Yesterday, 126 new community Covid-19 cases were reported nationwide as the Omicron outbreak begins to take hold.
New Zealand is currently in the red traffic light phase of the Omicron response.
That phase exists within the first stage of a planned three-pronged response to Omicron, a relatively mild but highly transmissible Covid-19 strain.
The current pandemic response phase bans gatherings of more than 100 people.
The hospitality sector says the Omicron response is scaring people into a sort of voluntary lockdown, and Auckland CBD turnover is down at least 50 per cent.
“People are not going into work, and they’re not going out,” Hospitality NZ chief executive Julie White said.
“Our city centres are emptying out, and even suburban centres are quieter.”
She said some workplaces believed the stand-down system for close contacts would disrupt staffing and force cuts to services, production and operations.
The current isolation period for close contacts is 10 days from last exposure.
“It will be impossible to find new staff, especially at short notice,” White said.
The Government has indicated it expects Omicron to spread quickly, perhaps to the point where within a few weeks the pandemic response will significantly shift.

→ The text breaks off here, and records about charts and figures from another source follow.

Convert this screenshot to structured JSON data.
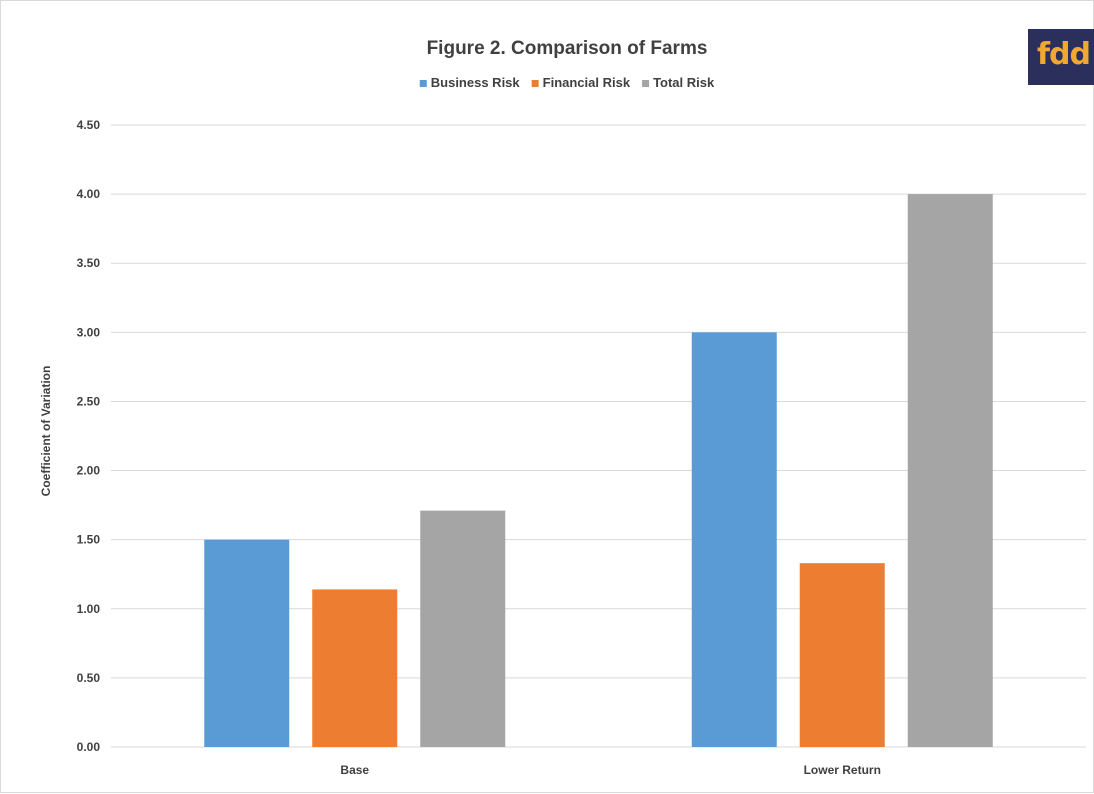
{
  "chart_data": {
    "type": "bar",
    "title": "Figure 2.  Comparison of Farms",
    "xlabel": "",
    "ylabel": "Coefficient of Variation",
    "categories": [
      "Base",
      "Lower Return"
    ],
    "series": [
      {
        "name": "Business Risk",
        "color": "#5b9bd5",
        "values": [
          1.5,
          3.0
        ]
      },
      {
        "name": "Financial Risk",
        "color": "#ed7d31",
        "values": [
          1.14,
          1.33
        ]
      },
      {
        "name": "Total Risk",
        "color": "#a5a5a5",
        "values": [
          1.71,
          4.0
        ]
      }
    ],
    "ylim": [
      0,
      4.5
    ],
    "ytick_values": [
      0,
      0.5,
      1.0,
      1.5,
      2.0,
      2.5,
      3.0,
      3.5,
      4.0,
      4.5
    ],
    "ytick_labels": [
      "0.00",
      "0.50",
      "1.00",
      "1.50",
      "2.00",
      "2.50",
      "3.00",
      "3.50",
      "4.00",
      "4.50"
    ],
    "grid": true,
    "legend_position": "top"
  },
  "logo": {
    "text": "fdd"
  },
  "colors": {
    "text": "#404040",
    "grid": "#d9d9d9",
    "logo_bg": "#2b2f5b",
    "logo_fg": "#f0a830"
  }
}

In the second phase, testing and tracing will focus on protecting vulnerable groups and critical workers, Associate Minister of Health Dr Ayesha Verrall said last week.

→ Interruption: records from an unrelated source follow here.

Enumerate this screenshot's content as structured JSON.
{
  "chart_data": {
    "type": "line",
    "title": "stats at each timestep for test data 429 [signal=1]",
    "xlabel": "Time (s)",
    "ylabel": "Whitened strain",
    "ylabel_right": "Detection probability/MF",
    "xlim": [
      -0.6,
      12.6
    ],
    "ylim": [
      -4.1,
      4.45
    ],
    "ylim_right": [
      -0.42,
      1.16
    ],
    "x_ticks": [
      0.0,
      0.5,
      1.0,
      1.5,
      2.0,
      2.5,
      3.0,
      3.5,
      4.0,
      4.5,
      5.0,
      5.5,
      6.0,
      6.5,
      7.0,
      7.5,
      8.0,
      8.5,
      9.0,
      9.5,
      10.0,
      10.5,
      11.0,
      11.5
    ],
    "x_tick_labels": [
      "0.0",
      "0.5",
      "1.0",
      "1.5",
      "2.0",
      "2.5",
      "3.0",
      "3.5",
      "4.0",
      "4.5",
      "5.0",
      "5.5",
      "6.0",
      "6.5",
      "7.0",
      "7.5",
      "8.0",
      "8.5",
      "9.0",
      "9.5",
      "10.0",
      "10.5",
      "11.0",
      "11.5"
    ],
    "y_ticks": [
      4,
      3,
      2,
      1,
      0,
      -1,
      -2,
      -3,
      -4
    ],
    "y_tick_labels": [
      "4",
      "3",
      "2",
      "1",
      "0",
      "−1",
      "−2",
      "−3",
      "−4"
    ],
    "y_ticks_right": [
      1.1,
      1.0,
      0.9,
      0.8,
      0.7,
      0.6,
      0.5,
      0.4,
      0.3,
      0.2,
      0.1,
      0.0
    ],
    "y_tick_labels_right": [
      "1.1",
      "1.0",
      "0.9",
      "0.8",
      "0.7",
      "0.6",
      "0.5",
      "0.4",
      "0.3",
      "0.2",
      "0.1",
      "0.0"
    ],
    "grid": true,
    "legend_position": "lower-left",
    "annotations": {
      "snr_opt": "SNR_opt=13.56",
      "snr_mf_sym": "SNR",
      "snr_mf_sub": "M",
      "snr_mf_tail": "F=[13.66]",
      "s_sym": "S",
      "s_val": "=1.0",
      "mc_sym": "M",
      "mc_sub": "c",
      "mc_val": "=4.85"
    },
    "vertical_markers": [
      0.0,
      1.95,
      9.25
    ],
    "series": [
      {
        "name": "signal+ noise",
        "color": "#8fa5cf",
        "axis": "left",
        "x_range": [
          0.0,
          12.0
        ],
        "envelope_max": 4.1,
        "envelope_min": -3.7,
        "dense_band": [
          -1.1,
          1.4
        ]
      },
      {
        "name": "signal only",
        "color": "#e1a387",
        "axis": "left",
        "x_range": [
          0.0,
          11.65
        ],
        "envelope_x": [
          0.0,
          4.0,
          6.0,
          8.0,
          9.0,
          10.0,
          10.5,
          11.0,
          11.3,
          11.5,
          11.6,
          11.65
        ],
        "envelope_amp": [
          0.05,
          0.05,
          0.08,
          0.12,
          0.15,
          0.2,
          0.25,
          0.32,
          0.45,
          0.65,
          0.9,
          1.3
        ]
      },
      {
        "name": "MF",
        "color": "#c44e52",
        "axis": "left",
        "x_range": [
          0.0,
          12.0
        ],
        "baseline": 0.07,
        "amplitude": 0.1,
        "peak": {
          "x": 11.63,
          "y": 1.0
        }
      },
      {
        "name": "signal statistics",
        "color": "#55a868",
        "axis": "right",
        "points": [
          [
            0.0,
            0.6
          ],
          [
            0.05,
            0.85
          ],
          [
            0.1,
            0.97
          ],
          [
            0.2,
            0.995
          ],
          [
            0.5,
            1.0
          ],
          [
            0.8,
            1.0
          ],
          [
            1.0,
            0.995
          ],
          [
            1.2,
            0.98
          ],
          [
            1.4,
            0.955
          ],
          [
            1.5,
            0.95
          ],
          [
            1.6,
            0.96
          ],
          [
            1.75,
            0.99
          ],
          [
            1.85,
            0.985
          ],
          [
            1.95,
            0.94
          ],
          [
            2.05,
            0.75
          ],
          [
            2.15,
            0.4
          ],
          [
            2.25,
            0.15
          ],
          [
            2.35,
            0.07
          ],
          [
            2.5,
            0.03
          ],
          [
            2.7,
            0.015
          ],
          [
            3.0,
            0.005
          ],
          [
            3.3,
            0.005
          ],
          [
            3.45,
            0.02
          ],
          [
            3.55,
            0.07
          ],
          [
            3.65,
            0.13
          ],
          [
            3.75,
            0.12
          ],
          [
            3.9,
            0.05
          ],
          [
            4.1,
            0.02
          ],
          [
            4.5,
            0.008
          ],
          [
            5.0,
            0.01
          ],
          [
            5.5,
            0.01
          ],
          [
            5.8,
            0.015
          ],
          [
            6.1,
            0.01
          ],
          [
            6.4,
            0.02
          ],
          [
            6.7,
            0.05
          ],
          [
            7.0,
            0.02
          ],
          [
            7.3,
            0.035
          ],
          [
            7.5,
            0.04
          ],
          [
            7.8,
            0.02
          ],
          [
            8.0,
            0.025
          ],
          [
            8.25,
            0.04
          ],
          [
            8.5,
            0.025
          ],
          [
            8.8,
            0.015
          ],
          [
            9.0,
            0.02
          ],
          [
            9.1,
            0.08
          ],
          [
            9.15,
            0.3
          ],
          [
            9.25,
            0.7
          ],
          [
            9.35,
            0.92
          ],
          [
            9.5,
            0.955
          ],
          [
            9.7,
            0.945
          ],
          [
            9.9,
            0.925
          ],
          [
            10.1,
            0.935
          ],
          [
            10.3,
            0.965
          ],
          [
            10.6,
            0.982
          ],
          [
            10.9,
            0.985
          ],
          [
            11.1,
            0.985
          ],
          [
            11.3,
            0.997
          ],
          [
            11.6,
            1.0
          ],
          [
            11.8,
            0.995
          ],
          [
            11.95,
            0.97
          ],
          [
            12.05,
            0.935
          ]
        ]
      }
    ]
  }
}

Yesterday, Verrall said 36 million extra rapid antigen tests had been secured.
She said when the Omicron outbreak peaked, Kiwis might need nine million tests a week.
Physicist Dr Dion O’Neale from Te Pūnaha Matatini said the tens of millions of rapid tests would help manage growing Omicron infection numbers.
He told the Science Media Centre the tests could return results in minutes, rather than days.
That made it possible to confirm infections much sooner after exposure, and for people to respond by self-isolating to break further chains of transmission, he said.
Immunologist Dr Dianne Sika-Paotonu said it was crucial to slow down Omicron’s spread in communities for as long as possible.
She told the Science Media Centre if the strain was allowed to proliferate, hospitals would become overwhelmed, as they had been in Australia.
The Act Party said the Government announcement on rapid tests was self-serving, and the product of two U-turns.
“One, it is begging for rapid antigen tests that it used to ban,” party leader David Seymour said.
“Two, it is now letting businesses import rapid antigen tests without them being confiscated.”
He added: “Instead of preparing, the Government made them illegal and banned their import, before realising its mistake and stealing them from private businesses.”
The Government has repeatedly rejected suggestions it seized any rapid antigen tests destined for private companies.